With a pandemic breathing down the neck, schools had no option but to close the gates for the rest of the academic year to ensure well-being due to the UNESCO. While social distancing has been immensely helpful in flattening the curve, this sudden disruption has made life more difficult for students and teachers alike. School and college authorities had little time to prepare for this virtual Matrix-like life. As a result, faculties and pupils find themselves at sea, trying to navigate this new learning environment.
When it comes to remote learning, students have the biggest say in how they are being benefitted and the things they miss the most. When a recent survey by The New York Times asked students how they feel about remote learning, the answers showed where it lacked and what could be improved. On that note, let us explore what the students had to say about remote learning:
Table of Contents
Yay – They like to study in the comfort of their homes
Did you know that an hour of commute results in a reduced presence of a student by 0.65 days per week? Commute can be hectic, not to mention a sheer waste of time. With remote learning, students get to save those tedious two hours of two-way commute and spend that time doing something constructive.
More importantly, they get to study in the comfort of their room, which helps them learn better. While studying in a classroom would mean passing chits, gossiping with a friend, attending classes could rule that out.
Nay – Without a structure, it can be demotivating
Regimented class hours and definite lunch breaks gave studying a structure. However, remote learning leaves the prerogative of setting schedules with the students. Now, for students who are not good at time management and structuring, the process can be tedious and lead to procrastination.
While the lack of structure can make things boring, a rigid schedule might backfire. So, the educators must create a schedule that is relaxing enough for the students to take a break and recharge. At the same time, the gap should not give the students to sign out, and binge watch Netflix.
Yay – Learn at individual paces lead to better retention
Each student is dynamic when it comes to how they like to study and the rate of retention. When studying in a group, it becomes difficult for teachers to slow down for someone who hasn’t understood a part. Moreover, with classmates around, students often hesitate while asking questions because you do not want to look stupid in front of the others.
With e-learning, students can record an online class and go back to it as many times as they want unless they get complete clarity about the subject matter. Also, the shy ones can contact their teacher later on without feeling dumb about asking repeated questions.
Nay – The lack of communication can play spoilsport
Easy and two-way communication is one of the best things about a traditional classroom. A teacher has an eye on the students who aren’t paying attention. And it isn’t just about monitoring students. Even for students, they can simply walk over to the professor’s desk in instant assignment help.

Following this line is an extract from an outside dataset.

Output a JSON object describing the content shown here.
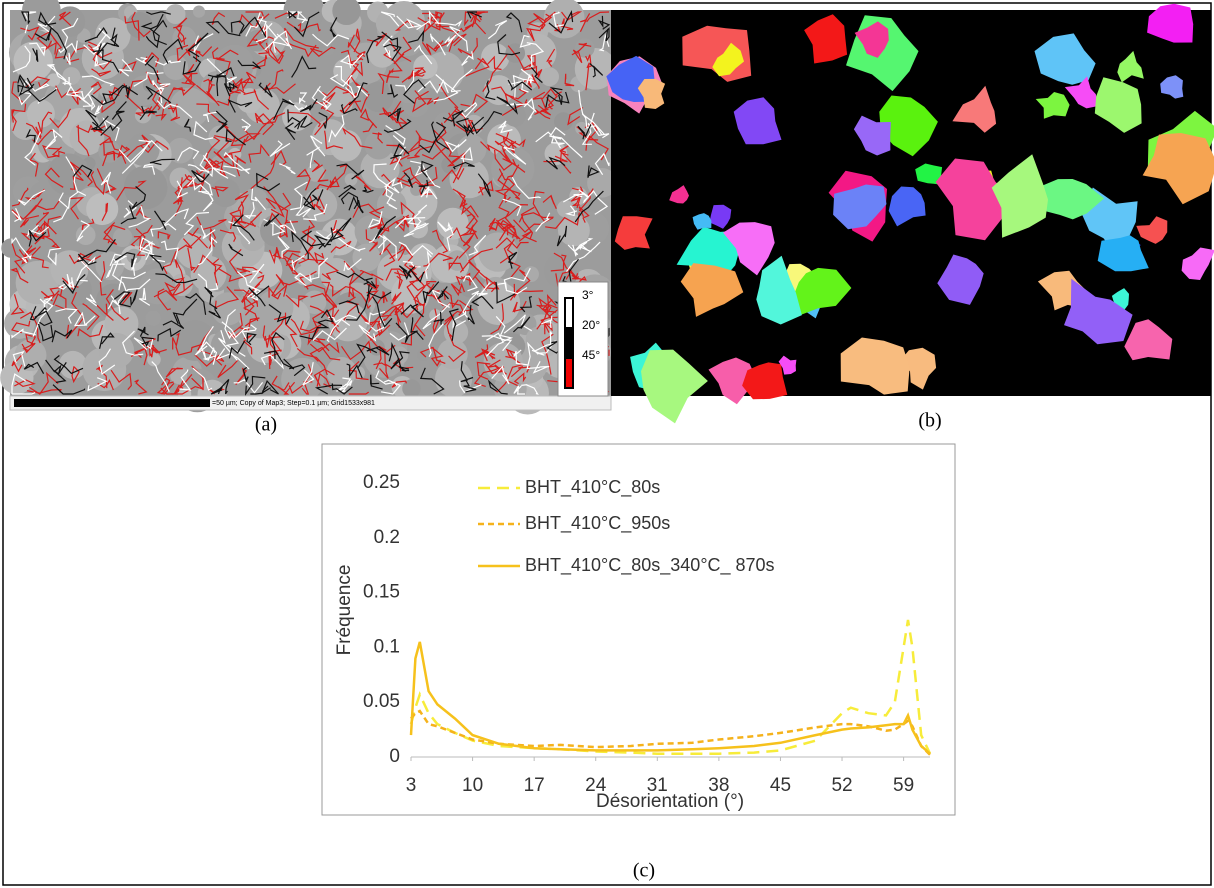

In a remote learning environment, students have to reach their teachers by email, which loses the personal touch. Moreover, teachers cannot always respond to emails immediately. This is where solutions like RingCentral app can establish a seamless communication channel between students and teachers without making it informal.
Yay – They are spending less on study material
Remote learning can be way cheaper than traditional classes, where students can save money that they spend on buying books and photocopying study material. They have all the study material they need in softcopy on their laptop that they can access on the go. So, they are spending less and saving more.
Moreover, most schools have slashed down the tuition fees temporarily as they do not have to pay for electricity and other facilities any longer. Even when you consider the bigger picture, you realise that students can save big on room rents and travel expenses.
Nay -Many don’t have access to the required technology
The pandemic has made the line of digital and societal divide prominently now more than ever. According to an analysis conducted in 2019 by the Associated Press, more than 27% of students don’t have a working computer or a broadband internet connection at home. This is affecting their overall academic performance.
To mitigate this problem, several schools are offering laptops on rent. Some are even mailing study material and video contents of a session to students who do not have access to the internet. Until the school authorities mend this bridge with the help of the government, remote learning will continue to deprive many.
While e-learning has saved the day, there is a long way to go before we can call it a proper success. School authorities, therefore, have a lot more to do in this regard. To start with, a framework and channel of communication are essential. Plus, educators have to ensure that students have the resources they need for participating in an online class. While traditional classrooms can never be replaced altogether, a few improvements in the e-learning ambience will surely help students make the most of the situation.